Anyone who reads Database in Depth from a relative newbie perspective will, I trust, be puzzled for the same reasons that I was: if SQL is so bad, then why hasn’t something like Tutorial D supplanted it? Is it another case of path dependence, where the world’s earlier mistaken adoption of SQL makes it harder to cast off SQL in the future (think “Microsoft Windows”)? Or is SQL the best real-world instantiation of the relational algebra that we could hope for? Likewise with nulls, and transactions, and all the other things to which Date is religiously opposed: if they’re so bad, why do we keep using them? Date never really says, which lets SQL win by default. Likewise, if Tutorial D is so expressive, and allows so many SQL constructs to be expressed in far fewer words, then how come no one — including Date himself! — has implemented the language in a commercial product or deployed it in a large database?
So it’s best to read Database In Depth as a summary of the relational algebra, and perhaps less of a good idea to read it as a damning verdict levied against SQL. You’ll learn the relational basis of all the SQL that you know and love. You’ll learn that foreign-key constraints and all the rest of a database’s integrity checks are just syntactic sugar on top of the relational algebra. You’ll learn how to reduce any of these sugary bits to their relational axioms. You’ll learn how a database query optimizer can transform your query into a faster one and know, beyond a shadow of a doubt, that the transformed query will return the same result as your original. You’ll learn the difficulties that SQL causes for those same query optimizers by not acting like a full relational algebra. Those of you with a mathematical cast of mind who like to understand how your systems work under the covers should read and reread Database in Depth.

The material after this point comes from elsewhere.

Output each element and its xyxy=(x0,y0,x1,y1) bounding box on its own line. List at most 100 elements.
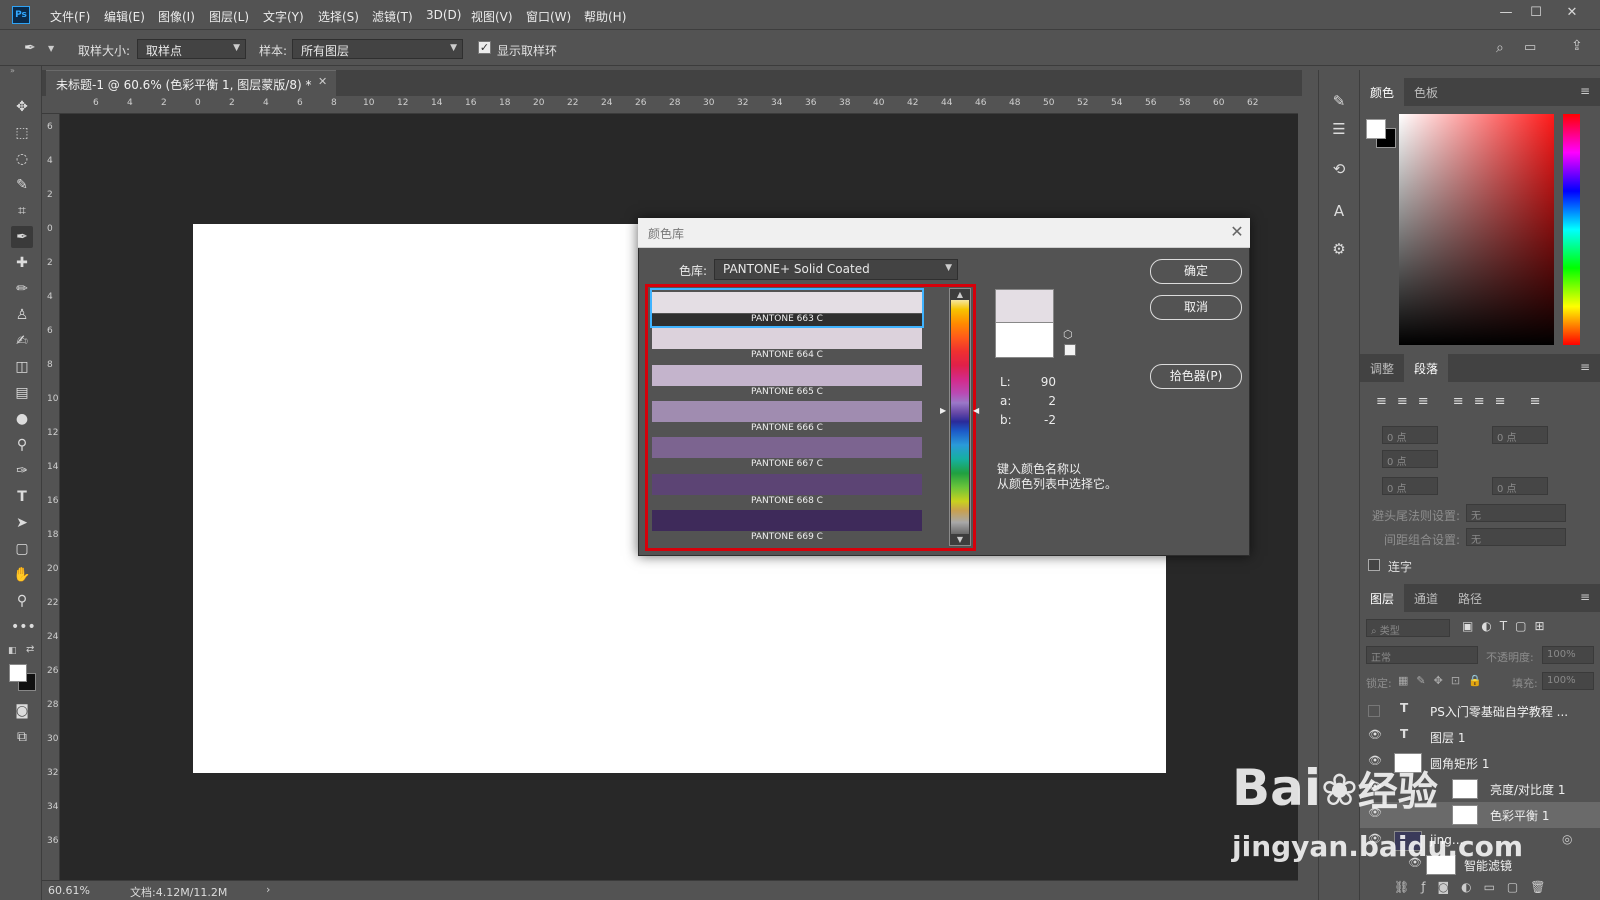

[1] — This gets back to my question about inserting an IP address into MySQL. People raised the reasonable point that SQL itself shouldn’t be defining lots of different types; there are millions of reasonable types, and it’s not the language’s responsibility to provide all types to all people. While true, I think this misses the point that a modern language provides an extensible type system: C++ and Java don’t define a primitive date/time type, but they do allow programmers to compose their own date/time type from the more primitive types that the language makes available. It should be possible, in any modern language, to enforce a particular type for a particular field, and the type enforcement should take relatively few characters. Python, I’m looking at you here: I shouldn’t have to do
def some_func(foo, bar):
if not isinstance(foo, str):
raise TypeError("First arg to some_func must be a string")
if not isinstance(bar, int):
raise TypeError("Second arg to some_func must be an integer")
[rest of function]
I should be able to do
def some_func(string foo, int bar):
[rest of function]
Of course, just to be clear, Python does allow user-defined types. You can create your own classes to represent any complicated real-world thing. It just doesn’t allow shorthand type enforcement the way SQL does.
It looks some variants of SQL do, indeed, allow user-defined types. See, e.g., PostgreSQL, though this is the first I’ve read about it.